As an idiom, the “calm before the storm” is often used interchangeably with similar phrases that replace the word “calm” with “quiet” or “lull.” Regardless of the exact word choice, however, the meaning is the same. This phrase refers to a period of calm and quiet that a person might experience prior to a time of great activity, though it is not necessarily meant to literally indicate that a storm is approaching. Instead, the “calm before the storm” typically refers to a symbolic calm or storm, such as the time when a parent is relaxing prior to his or her children coming home from school.
There is also a literal calm before the storm in some instances, which is the basis for this particular idiom. As storms develop and move, especially thunderclouds and large storm fronts, air is typically pulled up into them from below. This warm, moist air is cooled and moves upward through the clouds, leaving a vacuum in its place, which is then filled by warm air coming from the top of the storm front.
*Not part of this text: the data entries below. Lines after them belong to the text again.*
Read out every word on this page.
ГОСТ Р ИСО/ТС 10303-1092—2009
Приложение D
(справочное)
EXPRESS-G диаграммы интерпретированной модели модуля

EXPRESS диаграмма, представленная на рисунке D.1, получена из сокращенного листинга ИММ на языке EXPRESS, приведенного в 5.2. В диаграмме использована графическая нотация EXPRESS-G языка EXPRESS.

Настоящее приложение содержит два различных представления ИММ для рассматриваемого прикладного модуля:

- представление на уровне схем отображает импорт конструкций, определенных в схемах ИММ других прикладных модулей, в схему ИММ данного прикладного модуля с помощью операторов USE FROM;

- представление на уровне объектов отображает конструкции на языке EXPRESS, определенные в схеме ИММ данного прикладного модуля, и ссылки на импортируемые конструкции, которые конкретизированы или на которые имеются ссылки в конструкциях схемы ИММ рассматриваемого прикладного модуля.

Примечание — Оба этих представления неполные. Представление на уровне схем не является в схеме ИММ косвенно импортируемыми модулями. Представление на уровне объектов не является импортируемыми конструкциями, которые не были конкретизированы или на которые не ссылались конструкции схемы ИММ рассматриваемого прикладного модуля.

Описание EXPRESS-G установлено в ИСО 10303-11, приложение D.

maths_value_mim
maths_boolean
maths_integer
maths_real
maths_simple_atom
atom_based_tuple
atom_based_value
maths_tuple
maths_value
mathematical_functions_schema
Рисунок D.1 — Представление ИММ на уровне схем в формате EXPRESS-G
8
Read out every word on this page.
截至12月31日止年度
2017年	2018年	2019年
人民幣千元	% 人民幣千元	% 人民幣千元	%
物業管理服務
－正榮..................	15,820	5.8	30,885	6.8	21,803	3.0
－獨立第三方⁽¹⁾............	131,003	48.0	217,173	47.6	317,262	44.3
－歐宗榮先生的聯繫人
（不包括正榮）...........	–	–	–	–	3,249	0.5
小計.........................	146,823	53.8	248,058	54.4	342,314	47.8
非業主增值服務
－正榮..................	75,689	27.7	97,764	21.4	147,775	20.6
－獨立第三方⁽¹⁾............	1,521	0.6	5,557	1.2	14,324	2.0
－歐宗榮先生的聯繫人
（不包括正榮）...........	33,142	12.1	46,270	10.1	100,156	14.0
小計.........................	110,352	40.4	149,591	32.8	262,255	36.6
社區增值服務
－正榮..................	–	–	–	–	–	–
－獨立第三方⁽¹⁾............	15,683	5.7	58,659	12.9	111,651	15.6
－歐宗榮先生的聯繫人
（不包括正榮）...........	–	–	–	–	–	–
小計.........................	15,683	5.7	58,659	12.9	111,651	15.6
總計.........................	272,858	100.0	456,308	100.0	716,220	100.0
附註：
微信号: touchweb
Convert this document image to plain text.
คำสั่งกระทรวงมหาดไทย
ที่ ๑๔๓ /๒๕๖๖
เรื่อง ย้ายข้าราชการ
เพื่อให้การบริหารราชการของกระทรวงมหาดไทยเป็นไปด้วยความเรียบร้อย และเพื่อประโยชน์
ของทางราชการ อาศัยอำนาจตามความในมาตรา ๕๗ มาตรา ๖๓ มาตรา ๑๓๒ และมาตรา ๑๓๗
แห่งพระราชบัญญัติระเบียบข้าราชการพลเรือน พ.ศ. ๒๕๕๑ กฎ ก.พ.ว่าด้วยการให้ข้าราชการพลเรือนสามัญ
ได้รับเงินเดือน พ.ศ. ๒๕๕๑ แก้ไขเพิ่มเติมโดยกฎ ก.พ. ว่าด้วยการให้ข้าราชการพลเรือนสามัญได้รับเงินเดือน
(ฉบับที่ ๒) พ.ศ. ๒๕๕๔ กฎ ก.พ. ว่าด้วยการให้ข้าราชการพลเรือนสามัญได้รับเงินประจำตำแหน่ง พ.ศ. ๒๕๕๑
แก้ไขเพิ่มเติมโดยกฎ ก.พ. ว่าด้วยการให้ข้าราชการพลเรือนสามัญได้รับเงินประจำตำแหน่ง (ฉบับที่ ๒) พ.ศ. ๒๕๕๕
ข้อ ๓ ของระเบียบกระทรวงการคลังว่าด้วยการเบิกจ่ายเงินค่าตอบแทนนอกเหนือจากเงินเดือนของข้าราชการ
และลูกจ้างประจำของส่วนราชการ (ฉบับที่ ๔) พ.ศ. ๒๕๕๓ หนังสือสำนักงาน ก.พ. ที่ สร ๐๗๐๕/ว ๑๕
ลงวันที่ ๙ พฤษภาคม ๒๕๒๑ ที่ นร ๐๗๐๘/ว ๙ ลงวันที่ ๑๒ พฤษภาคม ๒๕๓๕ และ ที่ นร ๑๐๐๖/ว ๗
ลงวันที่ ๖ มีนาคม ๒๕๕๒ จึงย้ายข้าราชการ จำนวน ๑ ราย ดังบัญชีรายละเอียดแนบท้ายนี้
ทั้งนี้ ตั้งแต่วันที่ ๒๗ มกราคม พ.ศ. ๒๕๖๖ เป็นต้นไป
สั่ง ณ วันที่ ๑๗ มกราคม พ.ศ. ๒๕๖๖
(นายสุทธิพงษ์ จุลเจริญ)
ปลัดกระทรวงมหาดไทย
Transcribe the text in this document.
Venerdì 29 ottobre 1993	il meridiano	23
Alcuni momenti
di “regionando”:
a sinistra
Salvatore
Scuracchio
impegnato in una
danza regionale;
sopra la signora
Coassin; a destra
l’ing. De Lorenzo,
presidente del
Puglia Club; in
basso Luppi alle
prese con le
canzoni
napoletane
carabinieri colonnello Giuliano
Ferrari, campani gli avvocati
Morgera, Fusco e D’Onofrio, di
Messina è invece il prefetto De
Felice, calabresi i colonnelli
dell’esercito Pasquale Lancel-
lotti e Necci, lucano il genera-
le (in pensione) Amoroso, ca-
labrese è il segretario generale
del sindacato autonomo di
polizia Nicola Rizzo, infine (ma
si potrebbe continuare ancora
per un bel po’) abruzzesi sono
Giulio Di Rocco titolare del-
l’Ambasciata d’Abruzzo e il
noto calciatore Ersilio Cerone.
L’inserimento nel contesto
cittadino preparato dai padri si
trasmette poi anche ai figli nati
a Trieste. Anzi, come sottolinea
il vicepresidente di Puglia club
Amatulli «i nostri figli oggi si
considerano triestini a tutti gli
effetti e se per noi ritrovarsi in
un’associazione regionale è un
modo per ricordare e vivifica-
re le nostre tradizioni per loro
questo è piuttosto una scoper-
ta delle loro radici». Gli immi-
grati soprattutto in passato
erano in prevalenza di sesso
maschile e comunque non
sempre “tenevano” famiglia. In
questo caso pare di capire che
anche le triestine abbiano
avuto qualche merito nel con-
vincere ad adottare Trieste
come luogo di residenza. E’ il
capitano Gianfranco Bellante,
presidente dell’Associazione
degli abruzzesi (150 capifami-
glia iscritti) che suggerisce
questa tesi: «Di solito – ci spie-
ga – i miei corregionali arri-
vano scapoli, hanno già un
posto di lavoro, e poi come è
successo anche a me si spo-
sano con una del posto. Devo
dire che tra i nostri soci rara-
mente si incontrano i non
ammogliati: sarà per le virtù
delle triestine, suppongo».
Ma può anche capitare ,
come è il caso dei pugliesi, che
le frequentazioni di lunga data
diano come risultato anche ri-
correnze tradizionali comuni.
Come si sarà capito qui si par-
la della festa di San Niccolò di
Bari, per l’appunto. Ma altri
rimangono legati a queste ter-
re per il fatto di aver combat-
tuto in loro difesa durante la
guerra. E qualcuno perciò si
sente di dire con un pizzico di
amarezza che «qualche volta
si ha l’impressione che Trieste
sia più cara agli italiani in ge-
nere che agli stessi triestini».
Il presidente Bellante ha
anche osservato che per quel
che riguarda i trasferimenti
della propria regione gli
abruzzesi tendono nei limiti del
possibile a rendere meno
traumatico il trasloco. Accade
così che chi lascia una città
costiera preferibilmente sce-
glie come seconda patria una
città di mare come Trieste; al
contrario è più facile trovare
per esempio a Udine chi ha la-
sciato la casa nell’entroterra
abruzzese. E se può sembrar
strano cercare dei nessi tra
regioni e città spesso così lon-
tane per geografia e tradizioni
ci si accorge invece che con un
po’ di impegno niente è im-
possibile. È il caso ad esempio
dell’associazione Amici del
When this occurs in the direction a storm is heading, it can produce an environment that is calm and quiet, sometimes eerily calm, which is quickly followed by the onset of the storm itself.
There are other, similar idioms often used in place of this idiom, including “after a storm comes a calm.” Rather than referring to the sense of quiet that can precede a period of great activity, this instead indicates that after this period of activity there may be another time of quiet. This later period, however, may be either a positive or negative concept, since it might indicate a time of peace and relaxation or a time of quiet contemplation of the devastation wrought by a powerful storm. The “calm before the storm” itself, however, is typically considered positive, though it may have ominous connotations for the event to come.